Indiana Governor Mike Pence and his wife, Karen, earned adjusted gross income of $113,026 in 2015 and paid $8,956 in federal income taxes, according to a copy of the Republican vice presidential nominee's return that was released Friday — a move toward transparency that his running mate, Donald Trump, has yet to make.
The Pences paid an effective tax rate of 7.9 percent and donated about that same portion of their adjusted gross income to charity, the return shows. In all, the couple released 10 years' worth of their tax records, going back to the 2006 tax year. Over the decade, they earned a total of almost $1.6 million, paid total federal taxes of $142,343 and donated $119,500 to charity.
Trump has departed from 40 years of tradition for presidential candidates by refusing to release any of his tax returns for public inspection. The billionaire businessman has said he's under an audit by the Internal Revenue Service and won't release his returns until that audit is concluded — which may not happen before the Nov. 8 election. IRS officials have said there's no law preventing taxpayers from releasing their returns to the public, even if they're under audit.
Pence's spokesman, Marc Lotter, said the couple's comparatively modest returns reflect a stark contrast between them and Democratic nominee Hillary Clinton and her husband, former President Bill Clinton.
"These tax returns clearly show that Mike and Karen Pence have paid their taxes, supported worthy causes, and, unlike the Clintons, the Pences have not profited from their years in public service," Lotter said in a news release.
Hillary Clinton, a former secretary of state and U.S. senator, has posted nine years of tax returns on her campaign website — and her campaign has said repeatedly that she and her husband, former President Bill Clinton, have made their returns public "for every year dating back to 1977." Clinton's running mate, Virginia Senator Tim Kaine, has posted 10 years of returns.
The Clintons' returns show that they've made tens of millions of dollars in speaking fees and book royalties. In 2015, they reported adjusted gross income of $10.6 million — almost 94 times the amount the Pences reported.
But the Pences' returns, combined with a federal financial disclosure form he filed last month, also contrast with publicly information about Trump's finances — in terms of both their modesty and their simplicity. The vice presidential candidate had quipped that his tax documents would be a "quick read" depicting a middle-class life in public service. Pence, 57, and his wife have three children.
For example, the couple's 2015 income comprises mostly $109,807 in wages — which reflects Mike Pence's gubernatorial salary in Indiana. Trump in May filed a financial disclosure that claimed income of $557 million over a 16-and-a-half month period that began Jan. 1, 2015. (However, Trump's income disclosures listed such items as "rent," "golf-related revenue" and "land sales," which may conflate income with revenue — or his receipts before certain expenses.)

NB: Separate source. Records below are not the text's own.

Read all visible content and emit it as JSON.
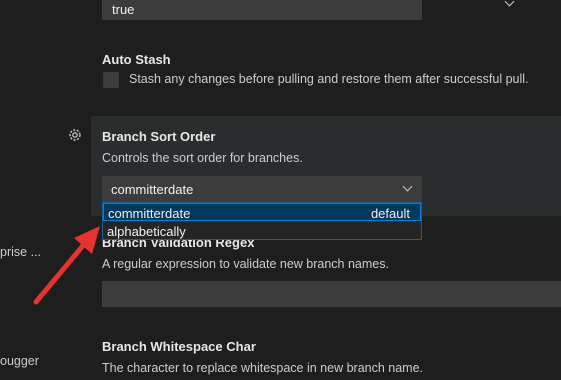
{
  "sidebar": {
    "fragments": [
      "prise ...",
      "ougger"
    ]
  },
  "settings": {
    "top_select_value": "true",
    "auto_stash": {
      "title": "Auto Stash",
      "description": "Stash any changes before pulling and restore them after successful pull."
    },
    "branch_sort_order": {
      "title": "Branch Sort Order",
      "description": "Controls the sort order for branches.",
      "selected_value": "committerdate",
      "options": [
        {
          "label": "committerdate",
          "tag": "default"
        },
        {
          "label": "alphabetically",
          "tag": ""
        }
      ]
    },
    "branch_validation_regex": {
      "title": "Branch Validation Regex",
      "description": "A regular expression to validate new branch names."
    },
    "branch_whitespace_char": {
      "title": "Branch Whitespace Char",
      "description": "The character to replace whitespace in new branch name."
    }
  },
  "colors": {
    "annotation_arrow": "#e8322f",
    "focus_border": "#007fd4"
  }
}
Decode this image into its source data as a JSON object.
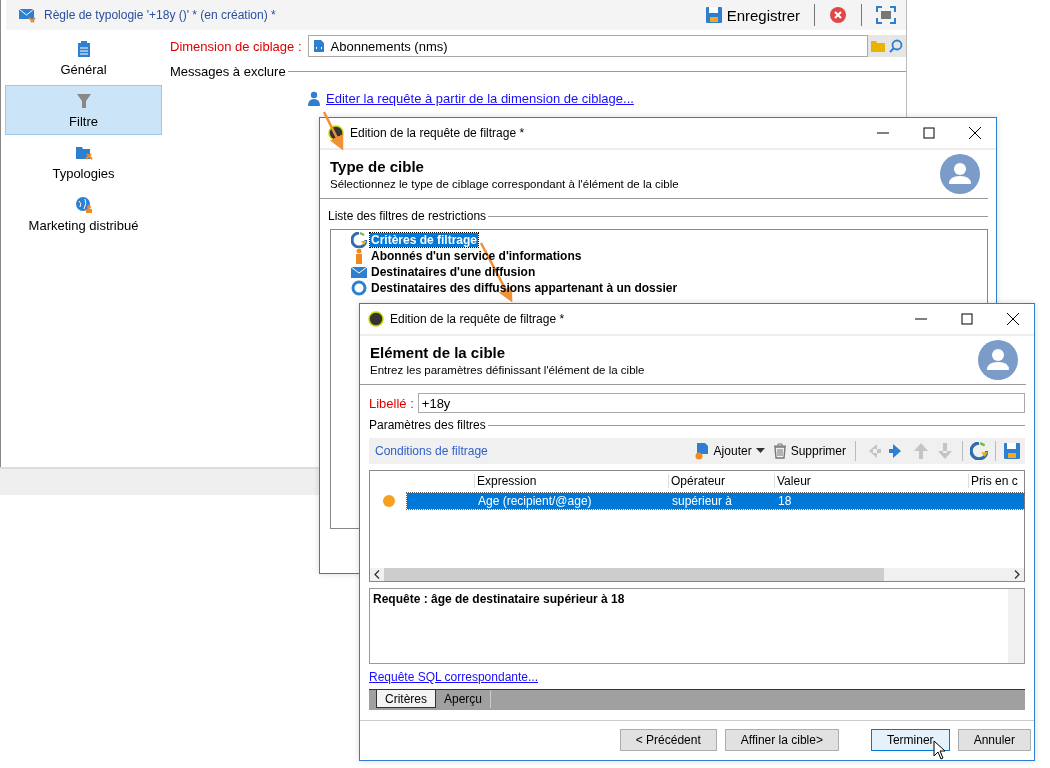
{
  "main_window": {
    "title": "Règle de typologie '+18y ()' * (en création) *",
    "save_button": "Enregistrer",
    "sidebar": [
      {
        "label": "Général",
        "kind": "general",
        "selected": false
      },
      {
        "label": "Filtre",
        "kind": "filter",
        "selected": true
      },
      {
        "label": "Typologies",
        "kind": "typologies",
        "selected": false
      },
      {
        "label": "Marketing distribué",
        "kind": "marketing",
        "selected": false
      }
    ],
    "targeting_dimension": {
      "label": "Dimension de ciblage :",
      "value": "Abonnements (nms)"
    },
    "exclude_section": "Messages à exclure",
    "edit_query_link": "Editer la requête à partir de la dimension de ciblage..."
  },
  "target_type_dialog": {
    "title": "Edition de la requête de filtrage *",
    "heading": "Type de cible",
    "subheading": "Sélectionnez le type de ciblage correspondant à l'élément de la cible",
    "list_label": "Liste des filtres de restrictions",
    "filters": [
      {
        "label": "Critères de filtrage",
        "kind": "criteria",
        "selected": true
      },
      {
        "label": "Abonnés d'un service d'informations",
        "kind": "subscribers",
        "selected": false
      },
      {
        "label": "Destinataires d'une diffusion",
        "kind": "delivery",
        "selected": false
      },
      {
        "label": "Destinataires des diffusions appartenant à un dossier",
        "kind": "folder",
        "selected": false
      }
    ]
  },
  "target_element_dialog": {
    "title": "Edition de la requête de filtrage *",
    "heading": "Elément de la cible",
    "subheading": "Entrez les paramètres définissant l'élément de la cible",
    "label_field": {
      "label": "Libellé :",
      "value": "+18y"
    },
    "params_label": "Paramètres des filtres",
    "conditions_label": "Conditions de filtrage",
    "add_button": "Ajouter",
    "delete_button": "Supprimer",
    "nav_buttons": [
      {
        "kind": "left",
        "disabled": true
      },
      {
        "kind": "right",
        "disabled": false
      },
      {
        "kind": "up",
        "disabled": true
      },
      {
        "kind": "down",
        "disabled": true
      }
    ],
    "table": {
      "columns": [
        "Expression",
        "Opérateur",
        "Valeur",
        "Pris en c"
      ],
      "rows": [
        {
          "cells": [
            "Age (recipient/@age)",
            "supérieur à",
            "18"
          ],
          "selected": true
        }
      ]
    },
    "query_summary": "Requête : âge de destinataire supérieur à 18",
    "sql_link": "Requête SQL correspondante...",
    "tabs": [
      {
        "label": "Critères",
        "selected": true
      },
      {
        "label": "Aperçu",
        "selected": false
      }
    ],
    "buttons": [
      {
        "label": "< Précédent",
        "default": false
      },
      {
        "label": "Affiner la cible>",
        "default": false
      },
      {
        "label": "Terminer",
        "default": true
      },
      {
        "label": "Annuler",
        "default": false
      }
    ]
  }
}
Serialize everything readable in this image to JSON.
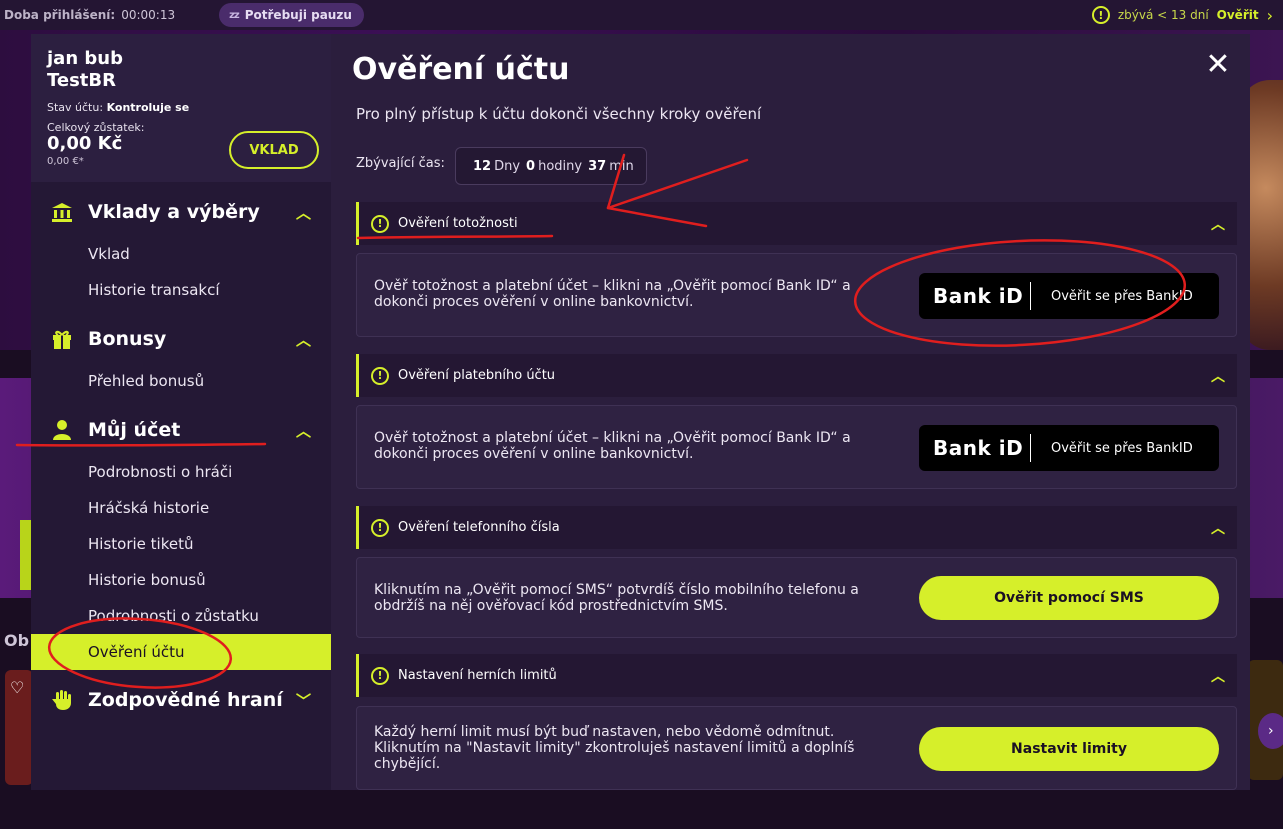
{
  "topbar": {
    "session_label": "Doba přihlášení:",
    "session_time": "00:00:13",
    "pause_icon": "zz",
    "pause_label": "Potřebuji pauzu",
    "remaining": "zbývá < 13 dní",
    "verify_label": "Ověřit"
  },
  "background": {
    "ob_text": "Ob"
  },
  "user": {
    "name_line1": "jan bub",
    "name_line2": "TestBR",
    "status_label": "Stav účtu:",
    "status_value": "Kontroluje se",
    "balance_label": "Celkový zůstatek:",
    "balance": "0,00 Kč",
    "balance_eur": "0,00 €*",
    "deposit_label": "VKLAD"
  },
  "sidebar": {
    "sections": [
      {
        "title": "Vklady a výběry",
        "icon": "bank-icon",
        "items": [
          "Vklad",
          "Historie transakcí"
        ]
      },
      {
        "title": "Bonusy",
        "icon": "gift-icon",
        "items": [
          "Přehled bonusů"
        ]
      },
      {
        "title": "Můj účet",
        "icon": "user-icon",
        "items": [
          "Podrobnosti o hráči",
          "Hráčská historie",
          "Historie tiketů",
          "Historie bonusů",
          "Podrobnosti o zůstatku",
          "Ověření účtu"
        ]
      },
      {
        "title": "Zodpovědné hraní",
        "icon": "hand-icon",
        "items": []
      }
    ],
    "active_item": "Ověření účtu"
  },
  "content": {
    "title": "Ověření účtu",
    "subtitle": "Pro plný přístup k účtu dokonči všechny kroky ověření",
    "time_label": "Zbývající čas:",
    "time": {
      "days": "12",
      "days_unit": "Dny",
      "hours": "0",
      "hours_unit": "hodiny",
      "minutes": "37",
      "minutes_unit": "min"
    },
    "steps": [
      {
        "title": "Ověření totožnosti",
        "text": "Ověř totožnost a platební účet – klikni na „Ověřit pomocí Bank ID“ a dokonči proces ověření v online bankovnictví.",
        "button_type": "bankid",
        "bankid_logo": "Bank iD",
        "button_label": "Ověřit se přes BankID"
      },
      {
        "title": "Ověření platebního účtu",
        "text": "Ověř totožnost a platební účet – klikni na „Ověřit pomocí Bank ID“ a dokonči proces ověření v online bankovnictví.",
        "button_type": "bankid",
        "bankid_logo": "Bank iD",
        "button_label": "Ověřit se přes BankID"
      },
      {
        "title": "Ověření telefonního čísla",
        "text": "Kliknutím na „Ověřit pomocí SMS“ potvrdíš číslo mobilního telefonu a obdržíš na něj ověřovací kód prostřednictvím SMS.",
        "button_type": "lime",
        "button_label": "Ověřit pomocí SMS"
      },
      {
        "title": "Nastavení herních limitů",
        "text": "Každý herní limit musí být buď nastaven, nebo vědomě odmítnut. Kliknutím na \"Nastavit limity\" zkontroluješ nastavení limitů a doplníš chybějící.",
        "button_type": "lime",
        "button_label": "Nastavit limity"
      }
    ]
  },
  "colors": {
    "accent": "#d6ef2a",
    "annotation": "#e01e1e",
    "panel": "#2b1e3d",
    "sidebar": "#241835"
  }
}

Trump has claimed he's worth more than $10 billion — a scope that can't be captured by the federal disclosure forms on which candidates value their assets. Those forms, which require candidates to apply value ranges to their assets, top out at $50 million for each. Others have questioned Trump's net-worth claims; Bloomberg News in July estimated it at $3 billion.
Pence last month filed a financial disclosure form that listed his most valuable asset as a "defined benefit pension" from Indiana state government worth between $500,000 and $1 million. He also listed liabilities: seven student loans worth between $95,000 and $280,000.
Tax specialists have said that if Trump releases his returns, he'd expose them to additional scrutiny — perhaps revealing issues that IRS auditors haven't discovered. Nonetheless, specialists say, there's little reason why he couldn't disclose his adjusted gross income, the total tax he has paid, how much he has given to charity and other details from the returns.
Trump's campaign released a letter from his tax lawyers in March that said his tax returns for the years 2002 through 2008 were no longer under any audit, but Trump hasn't released those documents.